2

This is similar to Shuffle two parallel text files

I have:

  • two large csv files with parallel lines. (they represent 'before' and 'after' states for particular items). The fields are sometimes strings, sometimes numbers.

  • a sufficiently long random data file to use with shuf

when I want to get a matching random sample I thought of:

shuf -n10 --random-source="random.csv" "file1" 
shuf -n10 --random-source="random.csv" "file2" 

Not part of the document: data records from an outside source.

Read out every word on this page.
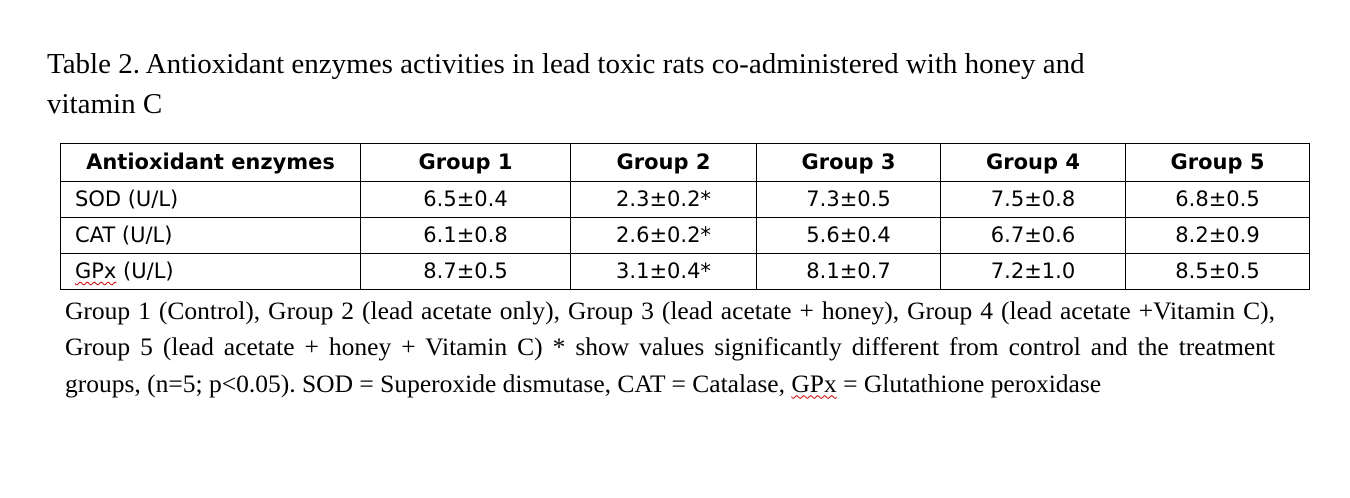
Table 2. Antioxidant enzymes activities in lead toxic rats co-administered with honey and
vitamin C

Antioxidant enzymes	Group 1	Group 2	Group 3	Group 4	Group 5
SOD (U/L)	6.5±0.4	2.3±0.2*	7.3±0.5	7.5±0.8	6.8±0.5
CAT (U/L)	6.1±0.8	2.6±0.2*	5.6±0.4	6.7±0.6	8.2±0.9
GPx (U/L)	8.7±0.5	3.1±0.4*	8.1±0.7	7.2±1.0	8.5±0.5

Group 1 (Control), Group 2 (lead acetate only), Group 3 (lead acetate + honey), Group 4 (lead acetate +Vitamin C), Group 5 (lead acetate + honey + Vitamin C) * show values significantly different from control and the treatment groups, (n=5; p<0.05). SOD = Superoxide dismutase, CAT = Catalase, GPx = Glutathione peroxidase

but these files no longer match.

However, if I put line-numbers in front, it solves the problem:

shuf -n10 --random-source="random.csv" <(cat -n "file1") 
shuf -n10 --random-source="random.csv" <(cat -n "file2")

Can someone explain why?

here is sample of random.csv

0.293076138
0.446732207
0.552989654
0.16141527
0.099383023
...

Here is a snippet from the two files:

VA,DEFAULT,72.8027,11.9534.....
VA,DEFAULT,61.8356,11.9342....
VA,DEFAULT,61.8356,....

Note that the first two fields are identical in most of the rows in both files. Maybe this is the issue? I don't know shuf well enough.

Tim
  • 237
  • can't reproduce. Please paste a snippet of random.csv – iruvar Dec 05 '19 at 01:28
  • I also can not reproduce this behaviour. Can we assume that random.csv is not changing between the invocations of shuf? – Kusalananda Dec 05 '19 at 10:52
  • @Kusalananda certainly. it is simply a list of random numbers that I saved as a .csv file. It remains fixed. – Tim Dec 05 '19 at 21:29
  • 1
    Note: in my Debian 9 shuf (GNU coreutils) 8.26 generates different sequences for seekable vs. unseekable input, when -n is lower or equal to the number of lines. I.e. <file1 shuf -n10 --random-source=random.csv and cat file1 | shuf -n10 --random-source=random.csv are not equivalent. In addition when I increase -n (starting from 1) with seekable input, I see the same sequence with an additional line each time. This seems sane. With unseekable input the sequences seem independent. Could it be one of your actual commands used unseekable input? And you only simplified this to file2? – Kamil Maciorowski Dec 05 '19 at 22:26
  • a good suggestion, but no, all files are plain csv files, no pipes, no redirections. – Tim Dec 12 '19 at 03:29

0 Answers0